# Computing the etale cohomology of spheres

$\newcommand\Z{\mathbb{Z}}$ Let $K$ be an algebraically closed field of characteristic $\ne 2$. We have the unit sphere $S^n:~x_0^2 + \ldots + x_n^2 = 1$.

What are the $\Z/2\Z$ cohomology groups of the sphere - $H^i_{et}(S^n,\Z/2\Z)$?

If $K$ is of characteristic 0, then by comparison with the complex numbers we get $$H^i_{et}(S^n,\Z/2\Z)= \begin{cases} \Z/2\Z, & \text{if}~~ i=0,n \\ 0, & \text{otherwise} \end{cases}$$ and it should be the same result for characteristic $p$.

I am sure that this has been calculated before, but I could not find a reference. So I would like a reference to the calculation of this (or practically equivalent) cohomology groups.

I have 4 different directions to the computation, all of which require some technical details to complete or a smarter decomposition of the space.
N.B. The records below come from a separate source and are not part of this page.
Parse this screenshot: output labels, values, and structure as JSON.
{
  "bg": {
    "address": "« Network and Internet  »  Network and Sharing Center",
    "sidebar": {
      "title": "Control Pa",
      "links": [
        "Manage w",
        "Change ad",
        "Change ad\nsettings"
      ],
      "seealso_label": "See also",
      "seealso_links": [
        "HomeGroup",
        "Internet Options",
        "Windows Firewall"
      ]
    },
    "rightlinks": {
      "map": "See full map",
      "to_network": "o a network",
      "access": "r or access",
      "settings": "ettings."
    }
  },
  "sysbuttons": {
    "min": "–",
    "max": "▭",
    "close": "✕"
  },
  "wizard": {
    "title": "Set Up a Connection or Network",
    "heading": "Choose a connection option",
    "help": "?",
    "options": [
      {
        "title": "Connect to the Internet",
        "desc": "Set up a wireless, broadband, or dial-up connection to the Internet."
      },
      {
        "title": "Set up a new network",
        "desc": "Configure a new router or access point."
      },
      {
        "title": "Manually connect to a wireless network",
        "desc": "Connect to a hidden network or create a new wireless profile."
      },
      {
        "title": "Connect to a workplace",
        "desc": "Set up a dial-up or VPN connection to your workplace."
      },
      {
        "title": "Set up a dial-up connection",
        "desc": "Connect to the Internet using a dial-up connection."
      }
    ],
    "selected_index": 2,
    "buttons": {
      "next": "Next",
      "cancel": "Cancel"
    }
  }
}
1. Comparison for positive characteristic. I understand that there are methods to make a comparison between the etale cohomology over the complex numbers even when the field is of positive characteristic, by viewing the variety as the specialization of a scheme defined over a $p$-adic ring, such that this scheme is nice enough so that there is an equivalence between the cohomology groups over the generic fiber and the cohomology groups of the fiber over the closed point.
2. $S^n$ as a homotopy fiber. The fiber of the simplicial schemes $O_n\backslash\backslash S^n \to BO_{n+1}$ is the simplicial scheme associated with $S^n$. The conditions given by Friedlander for the identification of the cohomology of the sphere with that of the homotopy fiber of the etale homotopy types seems to hold. Jardine calculated the etale cohomology groups of $BO_{n+1}$, and the map above should be the same as the map $BO_n \to BO_{n+1}$. Then a simple spectral sequence argument calculates the right cohomology groups.
3. Using a (hyper)cover. For sphere of odd dimension, which we can write as $z_0 z_1 +\ldots+ z_{n-1} z_n =1$, we can find a cover given by $U_k: z_{2k} \ne 0$. By taking colimit of the etale homotopy type, this cover can be seen to exhibit $S^n$ as the smash product of the $U_k$, each homotopy equivalent to $\mathbb{G}_m$.
4. Gysin Sequence. There are closed embeddings between the spheres $S^{n-1} \to S^n$, which gives rise to a long exact sequence of a pair. We can calculate easily the cohomology with closed support, but I did not find a closed subscheme isomorphic to $S^{n-1}$ such that the complement open subset is easily computable.
• While writing the above question, I understood better how to finish direction 2. In Friedlander's "Etale Homotopy of Simplicial Schemes", theorem 10.7 presents some conditions for the required isomorphism of cohomology groups. All I need now is to show that some base change isomorphism holds. I would still like a reference to an existing calculation, if available, or a reasonably short calculation, or anything interesting you might have to say on the topic. – edo arad Sep 17 '17 at 20:31

This is true over any algebraically closed field $k$ of characteristic different from $2$. More generally, if $\ell$ is invertible in $k$, then $$H^i(X,\mathbb Z_\ell) = \left\{\begin{array}{ll}\mathbb Z_\ell & i = 0, n, \\ 0 & i \neq 0, n. \end{array}\right.$$ See for example [SGA 7$_\text{II}$, Exp. XII, Table 3.7]. The result then follows from the universal coefficient theorem (or you could mimic the proof).
The proof passes through the projective quadric $\bar X$ by removing a hyperplane (isomorphic to the same quadric of dimension $n-1$). The long exact sequence of compactly supported cohomology and induction computes the compactly supported cohomology of $X$. Then Poincaré duality computes the cohomology of $X$.
For the projective quadric, by the Lefschetz hyperplane theorem it suffices to compute the middle cohomology. If you ignore torsion, this is easy: just compute the Euler characteristic (as top Chern class of the tangent bundle). For the statement that $H^n$ is torsion free, you have to a bit more work.
It is a little bit unclear to me what argument SGA uses to prove the torsion-freeness (in the proof of Theorem 3.3, it is not addressed), but it certainly follows from the same result over $\mathbb C$ together with the smooth and proper base change theorems (this is implicitly the strategy of Vérification 3.8).